68|Faith: The Linguistic Section of the Sustaining Structure of Presence

68|Faith: The Linguistic Section of the Sustaining Structure of Presence

28.1 | Faith: The Linguistic Section of the Sustaining Structure of Presence

—Faith is not the "Content" of Belief, but the Trace Left by Language at its Absolute Limit

Before we enter the theme of Faith, we must first excise a deep-seated misunderstanding: the notion that "Faith is belief without evidence." Such a definition is itself a byproduct of the Linguistic Mode; it conceives of faith as a propositional attitude—a logical choice—situating it within the framework of subjective judgment. Yet, subjective judgment is precisely the operational mechanism of the Linguistic Mode itself. To understand faith in this manner is to understand it no longer as faith, but as a linguistic misreading of a non-linguistic experience—a futile attempt by language to compress Presence back into a propositional structure.

For the Mode of Presence does not belong to linguistic structure, nor does it permit the operation of linguistic structures within itself. When Presence occurs, the central position of the subject is loosened or dissolved; the Ego ceases to be the axis that organizes experience; judgment ceases to be the mechanism for the distribution of meaning; time no longer unfolds linearly; the Will loses its directionality and purposiveness.

In that singular instant, we do not "choose to believe" in an object, nor do we affirm a proposition. Rather, we inhabit a state of Passive Sustainment. Manifestation is not proven by us, but is present as a holistic Immanence; the subject is not cognizing, but is being enfolded by the manifestation. There exists no "cognitive relationship" constructed by judgment; there is only a non-objectifiable Presence.

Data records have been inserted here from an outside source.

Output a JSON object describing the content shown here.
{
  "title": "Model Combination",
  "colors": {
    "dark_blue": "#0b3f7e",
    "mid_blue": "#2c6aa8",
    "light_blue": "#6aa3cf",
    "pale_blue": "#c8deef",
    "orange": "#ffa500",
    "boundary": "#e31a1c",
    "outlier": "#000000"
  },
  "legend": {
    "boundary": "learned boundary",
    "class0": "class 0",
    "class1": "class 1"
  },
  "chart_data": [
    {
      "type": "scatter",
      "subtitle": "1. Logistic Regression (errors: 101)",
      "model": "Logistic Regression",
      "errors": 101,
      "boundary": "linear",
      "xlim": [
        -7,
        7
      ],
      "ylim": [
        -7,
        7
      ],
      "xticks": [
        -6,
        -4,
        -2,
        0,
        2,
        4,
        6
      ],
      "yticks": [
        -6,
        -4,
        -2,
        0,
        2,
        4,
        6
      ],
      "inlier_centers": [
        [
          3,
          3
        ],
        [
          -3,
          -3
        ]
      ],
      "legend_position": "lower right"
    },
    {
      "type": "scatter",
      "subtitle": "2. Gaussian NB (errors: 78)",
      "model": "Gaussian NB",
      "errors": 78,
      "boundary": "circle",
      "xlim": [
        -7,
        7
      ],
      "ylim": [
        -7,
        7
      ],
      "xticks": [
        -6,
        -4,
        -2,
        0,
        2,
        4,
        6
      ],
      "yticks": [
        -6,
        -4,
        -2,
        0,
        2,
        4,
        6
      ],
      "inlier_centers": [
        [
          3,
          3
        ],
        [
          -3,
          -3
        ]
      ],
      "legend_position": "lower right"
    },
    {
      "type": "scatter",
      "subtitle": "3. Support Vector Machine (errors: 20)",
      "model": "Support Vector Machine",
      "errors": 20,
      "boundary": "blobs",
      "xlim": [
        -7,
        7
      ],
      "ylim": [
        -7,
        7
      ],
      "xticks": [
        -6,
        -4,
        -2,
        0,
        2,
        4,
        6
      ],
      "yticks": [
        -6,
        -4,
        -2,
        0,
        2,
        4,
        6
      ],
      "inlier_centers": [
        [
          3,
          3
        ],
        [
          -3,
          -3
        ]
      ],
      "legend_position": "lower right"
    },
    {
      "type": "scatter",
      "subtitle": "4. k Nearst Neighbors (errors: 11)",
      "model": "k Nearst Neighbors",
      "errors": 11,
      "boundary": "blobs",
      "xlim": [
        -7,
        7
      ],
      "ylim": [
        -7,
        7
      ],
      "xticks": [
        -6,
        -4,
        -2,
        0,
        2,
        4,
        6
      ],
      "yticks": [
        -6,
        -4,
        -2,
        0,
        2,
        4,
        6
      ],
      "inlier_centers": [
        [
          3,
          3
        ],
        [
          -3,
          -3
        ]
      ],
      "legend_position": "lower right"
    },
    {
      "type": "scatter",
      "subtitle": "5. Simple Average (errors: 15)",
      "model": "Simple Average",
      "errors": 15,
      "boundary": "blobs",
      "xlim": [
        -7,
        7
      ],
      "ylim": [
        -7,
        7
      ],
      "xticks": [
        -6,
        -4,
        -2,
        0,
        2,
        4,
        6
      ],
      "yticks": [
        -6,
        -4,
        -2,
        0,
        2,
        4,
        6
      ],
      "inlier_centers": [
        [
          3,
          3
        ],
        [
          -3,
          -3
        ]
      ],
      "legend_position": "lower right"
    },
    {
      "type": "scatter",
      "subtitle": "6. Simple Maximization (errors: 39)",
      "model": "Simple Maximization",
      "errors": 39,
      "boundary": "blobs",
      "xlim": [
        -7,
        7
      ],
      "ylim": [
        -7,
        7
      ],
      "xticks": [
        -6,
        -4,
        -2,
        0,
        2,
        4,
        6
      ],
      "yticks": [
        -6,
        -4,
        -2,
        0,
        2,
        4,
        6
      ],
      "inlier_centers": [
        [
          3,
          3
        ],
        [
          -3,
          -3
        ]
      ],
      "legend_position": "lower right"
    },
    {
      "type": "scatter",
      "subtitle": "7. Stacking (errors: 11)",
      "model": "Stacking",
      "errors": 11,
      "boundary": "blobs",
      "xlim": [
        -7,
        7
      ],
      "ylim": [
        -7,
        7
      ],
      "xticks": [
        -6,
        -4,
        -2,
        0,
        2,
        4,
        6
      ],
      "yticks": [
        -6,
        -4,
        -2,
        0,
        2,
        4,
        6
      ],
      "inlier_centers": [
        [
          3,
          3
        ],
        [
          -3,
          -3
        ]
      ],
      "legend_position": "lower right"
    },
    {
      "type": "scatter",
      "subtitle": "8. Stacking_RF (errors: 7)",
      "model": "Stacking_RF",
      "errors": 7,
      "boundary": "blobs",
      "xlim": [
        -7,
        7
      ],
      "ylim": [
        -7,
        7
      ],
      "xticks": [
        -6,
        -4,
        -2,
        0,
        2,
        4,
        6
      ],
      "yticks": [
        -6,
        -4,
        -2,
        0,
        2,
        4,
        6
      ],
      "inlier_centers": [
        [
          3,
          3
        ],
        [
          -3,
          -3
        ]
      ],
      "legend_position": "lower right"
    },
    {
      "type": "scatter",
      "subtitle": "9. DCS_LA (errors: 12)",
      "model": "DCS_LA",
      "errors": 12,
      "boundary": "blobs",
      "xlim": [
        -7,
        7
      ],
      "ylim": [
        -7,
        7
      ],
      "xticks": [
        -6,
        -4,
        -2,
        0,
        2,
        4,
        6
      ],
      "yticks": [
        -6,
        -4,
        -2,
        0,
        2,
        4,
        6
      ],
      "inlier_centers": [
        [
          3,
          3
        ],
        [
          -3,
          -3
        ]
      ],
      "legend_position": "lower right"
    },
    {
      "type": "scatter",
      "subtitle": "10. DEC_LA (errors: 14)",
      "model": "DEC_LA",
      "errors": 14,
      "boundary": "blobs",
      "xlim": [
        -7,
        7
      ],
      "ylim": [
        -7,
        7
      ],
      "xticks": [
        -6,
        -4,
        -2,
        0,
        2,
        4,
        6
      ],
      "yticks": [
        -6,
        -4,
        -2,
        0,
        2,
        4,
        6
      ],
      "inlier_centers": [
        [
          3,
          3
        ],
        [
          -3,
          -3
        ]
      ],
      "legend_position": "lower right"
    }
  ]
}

Thus, an inescapable question arises: If the sustaining structure within Presence is entirely divorced from language, how do we identify this structure within the epistemological framework of the Linguistic Mode? How do we name a "cognitive-like relationship" that language cannot describe, the subject cannot dominate, and judgment cannot penetrate, yet which truly occurs?

At the point where language has no further room to retreat, we are forced to employ a symbolic term to indicate it: Faith.

It must be emphasized repeatedly:

  • Faith cannot be logically inferred, for logic requires an object, and in Presence, there are no objects.
  • Faith cannot be proven, for proof requires judgment, and in Presence, judgment is suspended.
  • Faith cannot be deduced, for deduction requires concepts, and in Presence, concepts no longer operate.

Logic belongs to the Linguistic Mode. Faith, however, refers to the Sustaining Relationship following the abdication of the Linguistic Mode. What is operative there is not argument, but Manifestation; not the subject's grasp, but the subject's Dissolution; not the organization of concepts, but Affective Intensity as the metric of manifestation. Consequently, Faith must not be understood as a "content of belief," but as a "state of being sustained by manifestation"—the minimal and only possible symbolic trace in language for that open structure formed after the subject makes way.

Faith, as a word, is merely a sectional marker of this sustaining state. It is inaccurate, for language always severs continuous manifestation. It is incomplete, for language cannot hold a holistic immanence. It is symbolic, for it does not equal Presence itself, but is merely a symbolic projection left by language at its own frontier.

This implies that when we encounter the word "Faith," we must not analyze it via the Linguistic Mode, nor seek a rigorous definition within logical or semantic systems. To do so is merely to allow language to reoccupy the center, which is precisely what renders Faith impossible. Faith is not for analysis, but for experience; not for proof, but for sustainment. It points not to an object, but to an Experiential Structure; not to the content of a proposition, but to a Mode of Consciousness.

Faith is the "un-propositional relationship" that epistemology must acknowledge upon reaching its own limit. It is the manner of sustaining that naturally manifests after language and the subject have abdicated. To "understand" faith, we cannot rely on language; to "experience" it, we must enter the Mode of Presence. And once Presence is entered, Faith is no longer what a word expresses, but the very manner of manifestation itself—a passive, non-objectifiable, non-judicative acceptance and induction.

Thus: Faith is a Trans-linguistic Cognitive Structure. It exists beyond the boundaries of language, yet can only be temporarily identified through linguistic traces. It cannot be derived through logic, but it can be experienced within Presence. It is not a product of logic, but the singular manner in which the subject can exist when Truth manifests.